The implementation of a risk management system, what is usually called Enterprise Risk Management –or ERM- is not an easy task. It is often seen as generating bureaucracy and adding little value to the firm. Unfortunately, this is often quite true; it is not clear whether ERM systems end up generating additional value to the organization. This might seem counterintuitive, after all, risk management has a value in itself, and implementing it to a firm-wide extent should be good for the company.
The main reason for this lack of value lays in the way these ERM models are designed and implemented. It is quite common to see models designed by third parties and implanted in the firm; externally designed models are implanted in the company as prosthesis in a human body. The main problem with this approach is that there is a lack of cultural adjustment to firms without a risk management culture, and implanting an externally designed model will not help in the adaptation. If the risk management system is not generated in the firm by its managers it will be extremely difficult for it to work in harmony with the company’s management and strategy. It will be seen as something external that has been transplanted into the organization and generates some sort of additional duties to some of the firm’s employees.

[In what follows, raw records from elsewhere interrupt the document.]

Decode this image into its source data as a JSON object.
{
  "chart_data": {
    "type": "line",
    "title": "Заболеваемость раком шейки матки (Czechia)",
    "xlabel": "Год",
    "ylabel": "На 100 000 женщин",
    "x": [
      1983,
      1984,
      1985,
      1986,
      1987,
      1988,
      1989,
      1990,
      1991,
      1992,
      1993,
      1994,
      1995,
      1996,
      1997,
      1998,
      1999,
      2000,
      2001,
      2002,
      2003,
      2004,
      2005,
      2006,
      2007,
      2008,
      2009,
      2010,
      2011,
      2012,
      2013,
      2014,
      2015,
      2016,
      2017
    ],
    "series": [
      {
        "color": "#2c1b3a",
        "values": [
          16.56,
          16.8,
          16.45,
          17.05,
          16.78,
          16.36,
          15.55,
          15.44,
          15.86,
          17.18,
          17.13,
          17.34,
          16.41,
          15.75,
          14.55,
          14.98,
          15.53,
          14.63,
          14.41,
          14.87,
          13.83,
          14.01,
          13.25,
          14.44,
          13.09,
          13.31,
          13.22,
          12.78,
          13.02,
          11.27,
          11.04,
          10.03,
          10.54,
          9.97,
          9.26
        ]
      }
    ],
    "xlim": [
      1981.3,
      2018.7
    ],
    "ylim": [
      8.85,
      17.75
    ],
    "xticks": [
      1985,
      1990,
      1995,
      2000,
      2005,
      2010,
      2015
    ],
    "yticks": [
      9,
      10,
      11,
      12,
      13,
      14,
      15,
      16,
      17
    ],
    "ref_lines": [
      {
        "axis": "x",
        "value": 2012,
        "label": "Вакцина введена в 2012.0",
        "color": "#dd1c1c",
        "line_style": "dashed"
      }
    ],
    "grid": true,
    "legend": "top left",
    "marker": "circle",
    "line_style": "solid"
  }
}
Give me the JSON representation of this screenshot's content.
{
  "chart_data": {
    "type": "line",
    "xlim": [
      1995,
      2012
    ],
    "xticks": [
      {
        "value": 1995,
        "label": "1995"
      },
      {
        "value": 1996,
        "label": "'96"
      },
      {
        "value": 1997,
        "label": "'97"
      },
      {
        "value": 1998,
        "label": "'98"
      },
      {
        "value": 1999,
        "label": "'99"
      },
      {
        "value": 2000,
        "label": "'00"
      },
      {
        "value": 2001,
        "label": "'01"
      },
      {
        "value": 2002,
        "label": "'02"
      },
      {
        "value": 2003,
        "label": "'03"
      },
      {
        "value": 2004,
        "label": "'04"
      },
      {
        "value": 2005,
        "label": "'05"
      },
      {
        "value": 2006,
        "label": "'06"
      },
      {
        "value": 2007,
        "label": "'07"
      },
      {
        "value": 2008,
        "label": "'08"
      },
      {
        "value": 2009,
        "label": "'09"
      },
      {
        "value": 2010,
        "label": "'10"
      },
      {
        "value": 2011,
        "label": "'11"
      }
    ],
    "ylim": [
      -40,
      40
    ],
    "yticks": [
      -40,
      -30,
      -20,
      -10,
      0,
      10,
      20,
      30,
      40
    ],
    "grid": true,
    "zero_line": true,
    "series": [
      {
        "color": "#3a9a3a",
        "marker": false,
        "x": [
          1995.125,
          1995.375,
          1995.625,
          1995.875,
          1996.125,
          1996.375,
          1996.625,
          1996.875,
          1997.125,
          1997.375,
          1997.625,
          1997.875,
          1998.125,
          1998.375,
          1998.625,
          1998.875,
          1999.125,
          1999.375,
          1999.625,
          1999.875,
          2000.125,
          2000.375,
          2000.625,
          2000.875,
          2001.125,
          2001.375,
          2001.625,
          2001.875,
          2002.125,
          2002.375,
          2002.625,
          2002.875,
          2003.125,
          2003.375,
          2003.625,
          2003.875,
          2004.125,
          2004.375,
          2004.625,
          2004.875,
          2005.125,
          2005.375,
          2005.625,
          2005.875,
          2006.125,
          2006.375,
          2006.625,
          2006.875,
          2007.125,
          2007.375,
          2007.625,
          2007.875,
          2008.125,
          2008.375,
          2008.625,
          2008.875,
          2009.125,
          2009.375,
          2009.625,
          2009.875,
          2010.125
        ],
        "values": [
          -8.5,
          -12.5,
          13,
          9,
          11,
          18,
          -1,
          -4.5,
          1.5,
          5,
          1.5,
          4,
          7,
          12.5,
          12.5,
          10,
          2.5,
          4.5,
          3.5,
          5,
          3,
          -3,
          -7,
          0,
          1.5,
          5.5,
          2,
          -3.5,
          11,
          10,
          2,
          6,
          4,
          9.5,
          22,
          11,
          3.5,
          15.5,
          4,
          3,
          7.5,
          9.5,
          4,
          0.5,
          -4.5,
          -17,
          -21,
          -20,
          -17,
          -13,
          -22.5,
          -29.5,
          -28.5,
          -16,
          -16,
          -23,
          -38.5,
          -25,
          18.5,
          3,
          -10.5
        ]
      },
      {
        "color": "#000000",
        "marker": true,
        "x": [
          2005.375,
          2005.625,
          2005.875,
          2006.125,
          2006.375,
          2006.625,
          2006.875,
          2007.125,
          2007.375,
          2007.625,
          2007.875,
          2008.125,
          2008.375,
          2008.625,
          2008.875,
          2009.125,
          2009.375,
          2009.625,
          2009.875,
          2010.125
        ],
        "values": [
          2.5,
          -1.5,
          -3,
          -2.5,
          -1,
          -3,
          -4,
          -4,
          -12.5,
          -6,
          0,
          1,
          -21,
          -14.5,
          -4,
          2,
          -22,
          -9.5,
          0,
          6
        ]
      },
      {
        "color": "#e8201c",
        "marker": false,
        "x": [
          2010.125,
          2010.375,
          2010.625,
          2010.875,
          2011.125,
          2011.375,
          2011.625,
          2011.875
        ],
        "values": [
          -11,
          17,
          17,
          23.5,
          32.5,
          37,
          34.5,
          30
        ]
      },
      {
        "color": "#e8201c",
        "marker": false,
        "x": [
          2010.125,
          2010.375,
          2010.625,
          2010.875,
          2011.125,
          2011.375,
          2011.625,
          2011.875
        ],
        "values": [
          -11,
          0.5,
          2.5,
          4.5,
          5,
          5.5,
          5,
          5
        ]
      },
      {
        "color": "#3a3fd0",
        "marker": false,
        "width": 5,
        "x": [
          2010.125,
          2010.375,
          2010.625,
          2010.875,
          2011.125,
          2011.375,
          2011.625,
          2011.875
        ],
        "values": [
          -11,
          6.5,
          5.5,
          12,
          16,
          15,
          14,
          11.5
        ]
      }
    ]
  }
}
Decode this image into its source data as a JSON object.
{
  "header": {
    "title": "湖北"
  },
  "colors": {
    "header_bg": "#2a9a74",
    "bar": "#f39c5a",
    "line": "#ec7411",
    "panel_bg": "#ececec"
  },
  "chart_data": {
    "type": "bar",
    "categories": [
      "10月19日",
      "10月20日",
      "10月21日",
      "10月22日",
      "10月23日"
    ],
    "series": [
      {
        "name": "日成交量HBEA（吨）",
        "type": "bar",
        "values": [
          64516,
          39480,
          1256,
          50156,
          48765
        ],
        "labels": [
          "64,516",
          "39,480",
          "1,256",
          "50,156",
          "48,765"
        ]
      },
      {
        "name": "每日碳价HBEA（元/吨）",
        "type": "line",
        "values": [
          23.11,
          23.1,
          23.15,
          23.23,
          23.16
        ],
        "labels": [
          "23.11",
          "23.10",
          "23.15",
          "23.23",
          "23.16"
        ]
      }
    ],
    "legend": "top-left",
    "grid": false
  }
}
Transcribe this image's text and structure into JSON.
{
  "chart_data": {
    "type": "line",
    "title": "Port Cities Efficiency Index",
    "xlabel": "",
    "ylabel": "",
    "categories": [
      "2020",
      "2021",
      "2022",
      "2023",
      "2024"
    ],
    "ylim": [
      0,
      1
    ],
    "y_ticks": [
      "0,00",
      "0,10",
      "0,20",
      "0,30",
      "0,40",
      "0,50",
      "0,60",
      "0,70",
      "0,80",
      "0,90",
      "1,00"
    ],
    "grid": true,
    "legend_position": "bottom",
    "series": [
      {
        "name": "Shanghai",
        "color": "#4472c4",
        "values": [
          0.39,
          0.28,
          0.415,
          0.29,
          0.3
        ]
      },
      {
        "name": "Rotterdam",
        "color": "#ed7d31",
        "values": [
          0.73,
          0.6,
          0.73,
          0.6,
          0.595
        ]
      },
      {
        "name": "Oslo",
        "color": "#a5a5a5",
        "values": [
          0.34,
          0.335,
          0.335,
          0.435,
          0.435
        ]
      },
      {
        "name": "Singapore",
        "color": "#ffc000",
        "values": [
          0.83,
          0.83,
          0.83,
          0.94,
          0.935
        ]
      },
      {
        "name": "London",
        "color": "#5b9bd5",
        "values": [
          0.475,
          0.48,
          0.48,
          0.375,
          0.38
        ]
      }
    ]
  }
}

In order to obtain a proper design and implementation of an ERM program we need to follow two parallel paths, and keep in mind that it is extremely important that both start at the same time. The first one is a cultural change throughout the organization, and the second one is a well-designed risk management system.
The cultural change is a crucial aspect of any successful risk management program. If people are not aligned in why the organization needs to manage risks, then no system, no matter how well designed, will do the job. Risk management starts inside the brain of the firm’s employees. Risk management is about people keeping their eyes open at work and outside the office; an important insight might happen at a social event, while reading a book or in the golf links. Only people who is thinking in terms of risk management will be constantly looking for important insights and value them in a correct manner. For this to happen we need to have them understanding the paramount importance of constantly assessing and managing the firm’s risks. This is one of the main consequences of the successful implementation of a risk management program.
The well designed system, the second leg of a successful risk management program, calls for a set of procedures that ensures that all the individual risk management efforts of the firm’s managers are adequately conveyed towards where they are needed at the correct time. This means that every piece of information that is collected by people in the organization needs to be inputted where and when it is needed. It means also that that all the pieces of information will reach the decision maker at the correct time, for him or her to make a timely and informed decision regarding the treatment of a given risk. I personally like collaborative environments where every member of the organization can input data and/or receive information as required by the system design.
Let me provide a brief insight of how this works. A good risk management system has some persons that are the risk owners; they are responsible for managing one or more of the risks faced by the company. They manage these risks based on a set of policies designed by the firm’s board. These policies define how much of a given risk the firm is willing to assume, and how it will eliminate or transfer the residual of that risk. Additionally, each risk has its determinants (a previous post in this blog explains this concept), each of these determinants need to have an owner; somebody who is looking at it with the adequate timing. The information system requires that each owner of a determinant input the information on a pre-specified timing, and the aggregate information of all the determinants of each risk reaches the risk owner on time for its decision-making. Good systems have also a way for people to share risk-related information that they deem important for the whole company.
This system works fine, but the crucial issue is: who will be willing to input data on the system if he or she is not convinced about the importance of this action? The cultural change plays a key role here. Everybody in the organization needs to fully understand the importance of his or her action for the whole system to work properly. This is ensured by a cultural change in the organization.
The first step of any risk management program is the identification of the risks affecting the firm. This process is also the starting point of the cultural change in the company. It needs to be done by the firm’s management working as a team, discovering risks in a coordinated and collaborative way. This is an important milestone in any risk management implementation, since it is the starting point of both paths of the model: the system and the cultural change.
Both, the risk management system and the cultural change are needed for the risk management to work. They should not be implemented as a sequential process, a risk management implementation stand on two legs: (i) the system and (ii) the cultural change. Having the system without changing the firm’s culture just leads to a bureaucratic and inefficient system, having only the cultural change leads to frustration, since people understands the importance of the matter, is aware of what is happening but is unable to have the organization move in the right direction when needed. This is why a risk management implementation needs both legs to succeed.